L’idée d’établir une Classification des maladies remonte à la fin du XIX e siècle et revient à Jacques Bertillon (1851-1922) qui est à l’époque chef du service des travaux statistiques de la ville de Paris.

Il propose alors au Congrès de l’Institut international de statistique une nomenclature qui permettra à la fois de recueillir mais aussi de comparer des données épidémiologiques dans le monde entier. Ainsi, l’Institut International de statistique approuvera le projet sous condition d’une mise à jour de cette nouvelle nomenclature tous les 10 ans.

1900 – 1920 : Trois premières versions de la CIM par Jacques Bertillon

1929 et 1938 : 4ème et 5ème version de la CIM par l’Institut International de statistique

1948 : 6ème version de la CIM, 1ère de l’Organisation Mondiale de la Santé (OMS) comprenant pour la première fois un chapitre sur les maladies mentales

1955 et 1974 : 7ème et 8ème version de la CIM par l’OMS

1979 et 1990 : 9ème et 10ème version de la CIM par l’OMS

La reconnaissance d’un « gaming disorder »

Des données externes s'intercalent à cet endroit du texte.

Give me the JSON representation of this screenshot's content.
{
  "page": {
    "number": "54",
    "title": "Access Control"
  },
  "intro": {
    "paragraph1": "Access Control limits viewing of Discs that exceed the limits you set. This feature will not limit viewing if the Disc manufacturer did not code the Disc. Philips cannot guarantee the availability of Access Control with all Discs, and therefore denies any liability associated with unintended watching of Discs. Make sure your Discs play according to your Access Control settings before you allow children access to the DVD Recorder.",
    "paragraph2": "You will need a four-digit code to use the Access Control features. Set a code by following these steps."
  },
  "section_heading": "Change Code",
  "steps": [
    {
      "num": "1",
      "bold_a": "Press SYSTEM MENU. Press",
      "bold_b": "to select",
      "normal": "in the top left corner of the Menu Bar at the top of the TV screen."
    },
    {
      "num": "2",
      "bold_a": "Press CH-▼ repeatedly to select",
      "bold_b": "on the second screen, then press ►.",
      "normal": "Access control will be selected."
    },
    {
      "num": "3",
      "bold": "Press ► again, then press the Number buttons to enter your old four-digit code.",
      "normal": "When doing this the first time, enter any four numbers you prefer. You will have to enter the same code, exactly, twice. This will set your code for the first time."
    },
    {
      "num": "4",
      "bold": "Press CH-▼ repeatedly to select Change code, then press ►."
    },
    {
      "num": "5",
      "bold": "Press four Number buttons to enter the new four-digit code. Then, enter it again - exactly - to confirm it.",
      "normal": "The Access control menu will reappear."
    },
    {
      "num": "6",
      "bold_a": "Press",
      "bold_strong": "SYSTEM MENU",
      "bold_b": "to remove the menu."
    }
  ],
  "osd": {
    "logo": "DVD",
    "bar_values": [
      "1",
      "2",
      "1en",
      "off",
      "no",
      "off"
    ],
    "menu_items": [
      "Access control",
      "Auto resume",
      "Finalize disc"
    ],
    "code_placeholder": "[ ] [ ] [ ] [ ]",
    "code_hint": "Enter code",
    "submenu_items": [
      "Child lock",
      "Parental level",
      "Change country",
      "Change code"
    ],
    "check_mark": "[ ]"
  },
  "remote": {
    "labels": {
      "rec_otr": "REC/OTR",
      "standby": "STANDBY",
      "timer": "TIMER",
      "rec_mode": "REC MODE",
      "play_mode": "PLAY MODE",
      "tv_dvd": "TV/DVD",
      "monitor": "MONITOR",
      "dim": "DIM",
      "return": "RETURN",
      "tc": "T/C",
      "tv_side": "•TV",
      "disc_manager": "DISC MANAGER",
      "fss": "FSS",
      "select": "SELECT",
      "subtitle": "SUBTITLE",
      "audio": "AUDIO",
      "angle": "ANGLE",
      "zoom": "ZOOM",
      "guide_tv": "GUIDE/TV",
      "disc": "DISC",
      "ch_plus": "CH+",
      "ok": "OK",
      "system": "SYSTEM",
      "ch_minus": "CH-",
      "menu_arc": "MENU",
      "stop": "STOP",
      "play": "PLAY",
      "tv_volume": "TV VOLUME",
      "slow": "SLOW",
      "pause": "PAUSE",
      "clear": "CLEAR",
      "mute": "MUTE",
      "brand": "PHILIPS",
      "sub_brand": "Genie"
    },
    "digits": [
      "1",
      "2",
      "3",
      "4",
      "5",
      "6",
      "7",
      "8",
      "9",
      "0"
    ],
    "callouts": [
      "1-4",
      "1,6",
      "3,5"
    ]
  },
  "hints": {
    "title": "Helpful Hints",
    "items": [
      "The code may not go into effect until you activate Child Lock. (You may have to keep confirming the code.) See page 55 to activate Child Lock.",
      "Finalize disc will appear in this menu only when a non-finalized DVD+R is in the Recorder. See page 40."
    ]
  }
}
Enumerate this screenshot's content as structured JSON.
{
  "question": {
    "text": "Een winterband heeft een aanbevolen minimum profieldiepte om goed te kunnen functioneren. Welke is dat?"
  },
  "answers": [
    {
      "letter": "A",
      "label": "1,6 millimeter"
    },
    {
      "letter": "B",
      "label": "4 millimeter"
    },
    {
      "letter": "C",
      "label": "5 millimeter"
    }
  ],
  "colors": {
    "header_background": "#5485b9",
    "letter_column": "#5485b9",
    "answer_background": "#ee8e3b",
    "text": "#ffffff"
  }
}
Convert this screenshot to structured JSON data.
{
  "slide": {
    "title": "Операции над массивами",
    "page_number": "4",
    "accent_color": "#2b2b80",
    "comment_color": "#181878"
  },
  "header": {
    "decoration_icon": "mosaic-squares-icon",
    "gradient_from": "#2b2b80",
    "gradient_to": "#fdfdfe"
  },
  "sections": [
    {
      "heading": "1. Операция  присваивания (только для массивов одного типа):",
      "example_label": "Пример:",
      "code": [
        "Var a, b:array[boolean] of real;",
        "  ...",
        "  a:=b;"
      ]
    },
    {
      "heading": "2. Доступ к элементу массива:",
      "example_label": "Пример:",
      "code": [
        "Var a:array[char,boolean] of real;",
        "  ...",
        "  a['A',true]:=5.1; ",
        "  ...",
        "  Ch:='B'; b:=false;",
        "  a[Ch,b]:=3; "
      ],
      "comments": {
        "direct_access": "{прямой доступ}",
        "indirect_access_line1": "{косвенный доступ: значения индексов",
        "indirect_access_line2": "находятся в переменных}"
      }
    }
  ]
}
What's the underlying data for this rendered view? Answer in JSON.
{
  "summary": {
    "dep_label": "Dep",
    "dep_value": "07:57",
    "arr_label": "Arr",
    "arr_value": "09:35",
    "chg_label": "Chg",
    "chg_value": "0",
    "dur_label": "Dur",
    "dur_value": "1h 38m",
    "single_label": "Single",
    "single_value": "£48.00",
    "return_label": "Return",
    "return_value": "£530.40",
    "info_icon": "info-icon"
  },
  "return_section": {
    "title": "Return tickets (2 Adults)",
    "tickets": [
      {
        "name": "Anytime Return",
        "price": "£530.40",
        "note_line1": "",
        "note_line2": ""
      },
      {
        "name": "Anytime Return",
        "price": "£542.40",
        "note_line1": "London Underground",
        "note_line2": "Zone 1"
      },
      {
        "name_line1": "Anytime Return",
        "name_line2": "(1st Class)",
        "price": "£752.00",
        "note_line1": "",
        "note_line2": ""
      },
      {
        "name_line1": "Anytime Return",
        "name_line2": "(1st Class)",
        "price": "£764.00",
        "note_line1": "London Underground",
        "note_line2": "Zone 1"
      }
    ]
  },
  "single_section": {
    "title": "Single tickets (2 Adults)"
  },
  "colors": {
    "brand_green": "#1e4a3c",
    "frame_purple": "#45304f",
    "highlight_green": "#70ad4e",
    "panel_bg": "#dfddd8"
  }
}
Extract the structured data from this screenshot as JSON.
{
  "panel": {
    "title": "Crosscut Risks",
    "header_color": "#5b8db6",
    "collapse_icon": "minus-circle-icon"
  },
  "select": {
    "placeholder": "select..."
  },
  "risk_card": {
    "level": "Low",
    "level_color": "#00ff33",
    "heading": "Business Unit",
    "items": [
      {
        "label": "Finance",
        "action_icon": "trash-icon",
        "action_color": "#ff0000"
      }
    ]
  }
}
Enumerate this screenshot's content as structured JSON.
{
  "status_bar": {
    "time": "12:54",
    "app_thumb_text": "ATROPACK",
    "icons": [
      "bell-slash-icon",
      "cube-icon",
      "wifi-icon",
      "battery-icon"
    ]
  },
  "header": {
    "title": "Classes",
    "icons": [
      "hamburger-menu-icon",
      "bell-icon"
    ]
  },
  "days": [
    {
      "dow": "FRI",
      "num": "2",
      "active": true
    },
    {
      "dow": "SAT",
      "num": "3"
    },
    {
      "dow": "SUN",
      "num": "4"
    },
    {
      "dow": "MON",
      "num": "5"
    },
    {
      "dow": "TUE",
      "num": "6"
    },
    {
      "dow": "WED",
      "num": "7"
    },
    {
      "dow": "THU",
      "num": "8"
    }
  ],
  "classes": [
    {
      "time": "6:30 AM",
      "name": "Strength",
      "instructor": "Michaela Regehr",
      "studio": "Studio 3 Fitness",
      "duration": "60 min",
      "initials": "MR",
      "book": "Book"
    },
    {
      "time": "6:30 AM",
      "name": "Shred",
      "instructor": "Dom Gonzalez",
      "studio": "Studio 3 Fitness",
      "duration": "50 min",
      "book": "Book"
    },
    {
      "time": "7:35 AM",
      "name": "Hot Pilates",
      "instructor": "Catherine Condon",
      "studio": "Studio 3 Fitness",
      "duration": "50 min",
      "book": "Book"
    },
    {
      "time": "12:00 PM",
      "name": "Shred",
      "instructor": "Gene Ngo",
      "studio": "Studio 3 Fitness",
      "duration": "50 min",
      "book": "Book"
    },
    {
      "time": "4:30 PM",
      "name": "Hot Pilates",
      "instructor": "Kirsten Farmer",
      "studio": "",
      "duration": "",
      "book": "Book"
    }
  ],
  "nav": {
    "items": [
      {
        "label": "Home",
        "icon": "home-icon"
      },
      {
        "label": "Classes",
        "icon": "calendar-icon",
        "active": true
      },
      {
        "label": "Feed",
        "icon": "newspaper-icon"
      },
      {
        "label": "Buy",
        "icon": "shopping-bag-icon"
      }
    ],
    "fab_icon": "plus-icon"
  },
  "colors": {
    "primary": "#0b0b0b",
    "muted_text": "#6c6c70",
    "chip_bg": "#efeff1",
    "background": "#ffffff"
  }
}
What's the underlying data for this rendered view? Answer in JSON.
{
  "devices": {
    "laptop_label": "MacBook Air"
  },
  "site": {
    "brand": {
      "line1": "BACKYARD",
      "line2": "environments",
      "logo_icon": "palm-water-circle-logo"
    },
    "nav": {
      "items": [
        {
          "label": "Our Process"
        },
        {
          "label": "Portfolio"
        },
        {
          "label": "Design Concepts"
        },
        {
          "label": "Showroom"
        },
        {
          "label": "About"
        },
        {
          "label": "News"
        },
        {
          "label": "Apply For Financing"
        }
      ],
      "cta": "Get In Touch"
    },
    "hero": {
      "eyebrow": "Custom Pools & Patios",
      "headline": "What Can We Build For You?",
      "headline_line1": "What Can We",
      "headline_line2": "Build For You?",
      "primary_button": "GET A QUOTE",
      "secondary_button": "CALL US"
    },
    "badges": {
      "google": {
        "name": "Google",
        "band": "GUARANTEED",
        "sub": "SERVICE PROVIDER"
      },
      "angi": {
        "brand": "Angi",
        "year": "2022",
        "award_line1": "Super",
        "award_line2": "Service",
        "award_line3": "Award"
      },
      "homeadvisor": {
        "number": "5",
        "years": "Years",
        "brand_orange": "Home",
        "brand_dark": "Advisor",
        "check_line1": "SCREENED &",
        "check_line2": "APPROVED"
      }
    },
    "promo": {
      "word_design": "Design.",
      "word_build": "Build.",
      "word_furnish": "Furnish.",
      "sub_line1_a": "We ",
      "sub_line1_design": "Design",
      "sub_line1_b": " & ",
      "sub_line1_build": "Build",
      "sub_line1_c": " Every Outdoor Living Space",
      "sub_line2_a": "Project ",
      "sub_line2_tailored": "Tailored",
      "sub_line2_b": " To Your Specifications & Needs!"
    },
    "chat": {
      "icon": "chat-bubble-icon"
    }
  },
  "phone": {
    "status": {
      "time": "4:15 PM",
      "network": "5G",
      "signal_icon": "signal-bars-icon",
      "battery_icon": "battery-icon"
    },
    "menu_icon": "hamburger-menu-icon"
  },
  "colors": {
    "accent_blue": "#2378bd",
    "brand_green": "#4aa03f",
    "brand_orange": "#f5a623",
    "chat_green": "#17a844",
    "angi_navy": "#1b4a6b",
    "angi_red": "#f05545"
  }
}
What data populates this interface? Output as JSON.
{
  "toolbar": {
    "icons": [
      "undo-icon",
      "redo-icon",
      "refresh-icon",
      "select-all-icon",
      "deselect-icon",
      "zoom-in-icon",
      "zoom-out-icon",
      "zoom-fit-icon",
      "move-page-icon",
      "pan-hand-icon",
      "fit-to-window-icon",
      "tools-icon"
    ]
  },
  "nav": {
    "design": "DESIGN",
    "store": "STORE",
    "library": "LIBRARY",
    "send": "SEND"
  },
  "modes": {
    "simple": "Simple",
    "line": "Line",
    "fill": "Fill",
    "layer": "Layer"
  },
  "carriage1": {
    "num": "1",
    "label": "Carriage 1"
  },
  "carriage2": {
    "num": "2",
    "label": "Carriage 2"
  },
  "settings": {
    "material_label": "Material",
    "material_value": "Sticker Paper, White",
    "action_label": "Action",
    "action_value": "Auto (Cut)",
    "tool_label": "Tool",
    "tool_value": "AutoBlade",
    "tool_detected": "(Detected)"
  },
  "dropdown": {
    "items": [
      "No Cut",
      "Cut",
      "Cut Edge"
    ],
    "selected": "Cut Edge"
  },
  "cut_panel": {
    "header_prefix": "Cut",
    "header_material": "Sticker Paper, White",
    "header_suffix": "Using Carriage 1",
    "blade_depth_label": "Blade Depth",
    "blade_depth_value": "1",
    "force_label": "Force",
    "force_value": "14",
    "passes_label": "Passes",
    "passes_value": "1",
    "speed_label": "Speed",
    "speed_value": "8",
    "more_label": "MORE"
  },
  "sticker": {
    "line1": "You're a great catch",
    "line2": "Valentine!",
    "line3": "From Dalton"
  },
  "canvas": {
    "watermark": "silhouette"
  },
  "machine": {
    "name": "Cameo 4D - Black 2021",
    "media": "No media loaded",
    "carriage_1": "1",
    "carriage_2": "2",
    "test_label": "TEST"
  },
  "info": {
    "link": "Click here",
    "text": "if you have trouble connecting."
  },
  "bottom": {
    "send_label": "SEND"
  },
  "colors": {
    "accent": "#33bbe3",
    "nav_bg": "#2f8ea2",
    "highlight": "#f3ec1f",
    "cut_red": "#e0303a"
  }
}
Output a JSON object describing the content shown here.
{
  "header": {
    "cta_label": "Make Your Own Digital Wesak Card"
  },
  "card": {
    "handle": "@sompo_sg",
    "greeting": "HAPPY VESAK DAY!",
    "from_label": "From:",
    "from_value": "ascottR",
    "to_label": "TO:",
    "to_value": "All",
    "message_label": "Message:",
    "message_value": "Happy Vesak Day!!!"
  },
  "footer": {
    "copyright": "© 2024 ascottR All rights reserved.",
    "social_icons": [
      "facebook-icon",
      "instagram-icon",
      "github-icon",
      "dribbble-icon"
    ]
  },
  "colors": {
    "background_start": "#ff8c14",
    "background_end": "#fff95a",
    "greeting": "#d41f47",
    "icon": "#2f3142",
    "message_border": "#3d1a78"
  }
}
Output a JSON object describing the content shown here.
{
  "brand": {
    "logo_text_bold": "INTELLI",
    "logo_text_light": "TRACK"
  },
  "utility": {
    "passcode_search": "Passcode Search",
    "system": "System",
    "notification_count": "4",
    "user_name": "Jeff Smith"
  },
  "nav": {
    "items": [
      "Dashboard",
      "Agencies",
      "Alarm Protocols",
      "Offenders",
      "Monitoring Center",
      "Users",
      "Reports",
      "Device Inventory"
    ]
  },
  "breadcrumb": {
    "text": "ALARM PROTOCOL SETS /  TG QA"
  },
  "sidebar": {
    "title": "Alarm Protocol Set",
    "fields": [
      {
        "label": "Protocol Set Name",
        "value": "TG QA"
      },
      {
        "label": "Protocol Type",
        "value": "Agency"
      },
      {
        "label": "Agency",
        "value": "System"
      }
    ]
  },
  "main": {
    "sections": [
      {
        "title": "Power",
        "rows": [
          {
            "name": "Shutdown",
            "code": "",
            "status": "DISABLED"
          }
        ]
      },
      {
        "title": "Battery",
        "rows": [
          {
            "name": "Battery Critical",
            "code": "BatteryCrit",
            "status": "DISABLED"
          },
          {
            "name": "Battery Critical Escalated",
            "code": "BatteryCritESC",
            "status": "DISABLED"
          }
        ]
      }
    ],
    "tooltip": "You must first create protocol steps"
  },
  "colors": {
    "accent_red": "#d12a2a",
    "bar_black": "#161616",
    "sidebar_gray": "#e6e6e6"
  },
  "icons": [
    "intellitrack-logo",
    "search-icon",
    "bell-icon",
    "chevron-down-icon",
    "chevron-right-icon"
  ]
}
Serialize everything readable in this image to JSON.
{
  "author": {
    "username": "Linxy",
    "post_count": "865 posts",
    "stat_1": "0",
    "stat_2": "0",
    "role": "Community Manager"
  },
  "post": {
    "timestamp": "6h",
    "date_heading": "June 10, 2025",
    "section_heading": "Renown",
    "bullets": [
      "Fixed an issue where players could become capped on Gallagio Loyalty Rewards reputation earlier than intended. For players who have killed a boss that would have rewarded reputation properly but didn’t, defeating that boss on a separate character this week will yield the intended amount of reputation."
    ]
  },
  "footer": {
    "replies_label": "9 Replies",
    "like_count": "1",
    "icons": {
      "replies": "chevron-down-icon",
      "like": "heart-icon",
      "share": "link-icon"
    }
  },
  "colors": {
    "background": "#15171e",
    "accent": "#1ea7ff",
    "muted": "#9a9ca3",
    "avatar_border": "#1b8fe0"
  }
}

Pour la première fois, l’OMS reconnait l’existence d’un trouble du jeu vidéo.

Ce trouble est précisément défini pour établir un diagnostic d’addiction.

Selon la sévérité des symptômes, la période d’observation devra être de 12 mois ou moins.

Ces symptômes seront observés en trois parties :

  • Une perte de contrôle sur le jeu (quant à sa fréquence, son intensité, sa durée, son arrêt ou son contexte, par exemple)
  • Une priorité grandissante donnée au jeu, jusqu’au point où cela prend le pas sur d’autres centres d’intérêt ou activités quotidiennes
  • Le fait de continuer à jouer ou de jouer encore plus malgré les conséquences négatives que cela induit

Alors que l’e-sport, les compétitions de jeux vidéo en ligne, prend de plus en plus d’ampleur, un tout autre débat se pose sur la pratique des jeux vidéo.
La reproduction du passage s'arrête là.